Copa do Mundo – “Mr. Nobody” (Bélgica) – Por Ângela Coradini
Mr. Nobody. Direção: Jaco Van Dormael. País de Origem: Bélgica (Coprodução Alemanha, Canadá, França), 2009.
“As variações das vidas possíveis ou as escolhas que não fiz”. Talvez este fosse o título que daria ao texto se me pedissem para escrever sobre Mr. Nobody (2009) em seu viés semântico. Se aceitasse o desafio, talvez optasse pela divagação acerca do personagem Nemo (Jared Leto) e o título se tornaria uma pergunta: “Quanto de vivência e de imaginação carregam as memórias?”. Talvez ainda “o vazio da vida sem a morte” fosse um título adequado para traduzir a ambientação futurística que dá a todos a imortalidade e transforma a morte num espetáculo.
Mas dezenas de textos fantásticos e minuciosos já foram escritos sobre o filme, e acaba que tudo, para mim, em Mr.

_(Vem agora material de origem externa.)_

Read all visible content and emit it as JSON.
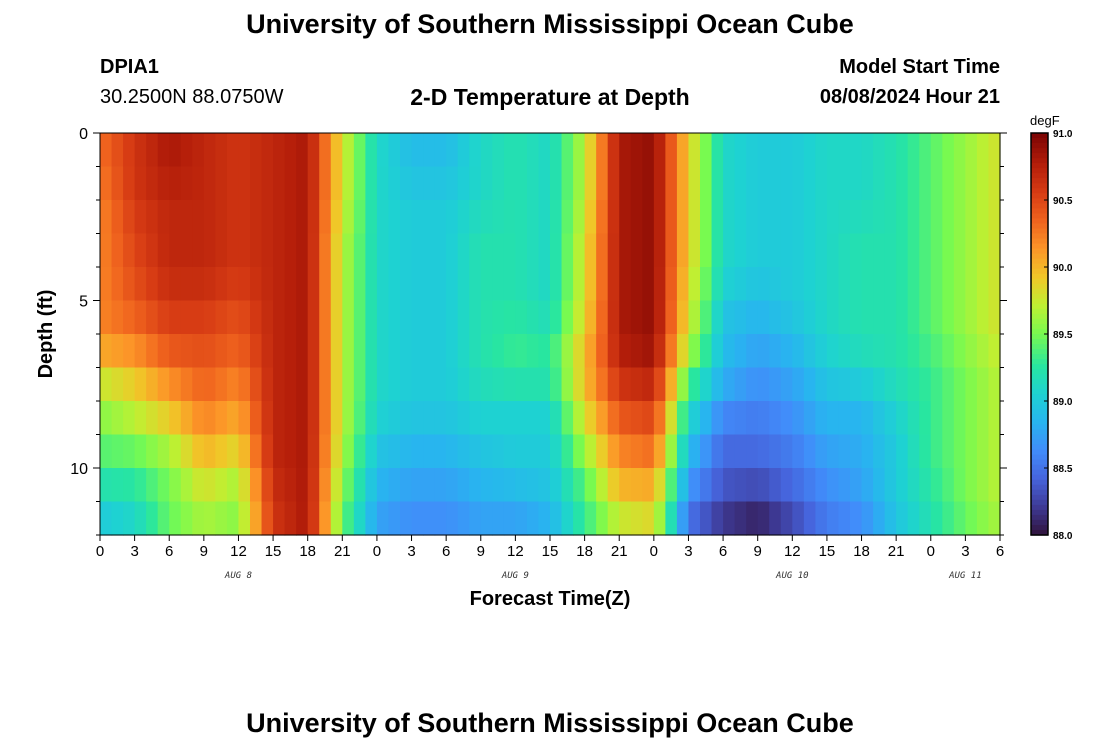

Nobody, converge um único instante de três segundos. É como se magnificamente o diretor e roteirista belga Jaco Van Dormael em vez de aderir à ideia icônica de que todo filme tem uma cena que o resume, conseguisse isso na frase “tenho medo de não ter vivido o bastante”.
É aqui que este texto então começaria e acabaria, nessa frase. Todo o restante, se eu escrevesse sobre o filme, seria chover no molhado (e eu ainda teria de pedir desculpas aos que não viram o filme, pois teria roubado deles o momento em que ouviriam a frase, da face de 118 anos de Nemo).
Vi pela primeira vez os 138 minutos sublimes de Mr. Nobody por causa de uma lista de pesquisa sobre filmes futuristas. Sentei em frente à tela com caderno e caneta, pronta a pesquisar. Ambientação: futuro mediano com inovação genética. Gêneros: drama, fantasia, ficção científica e romance. Narrativa: não linear, com alternadas interpretações de mundo. Música: do irmão Pierre Van Dormael, que traz condução e fluidez poética… Essas seriam todas as coisas a serem percebidas, mas não deu muito certo.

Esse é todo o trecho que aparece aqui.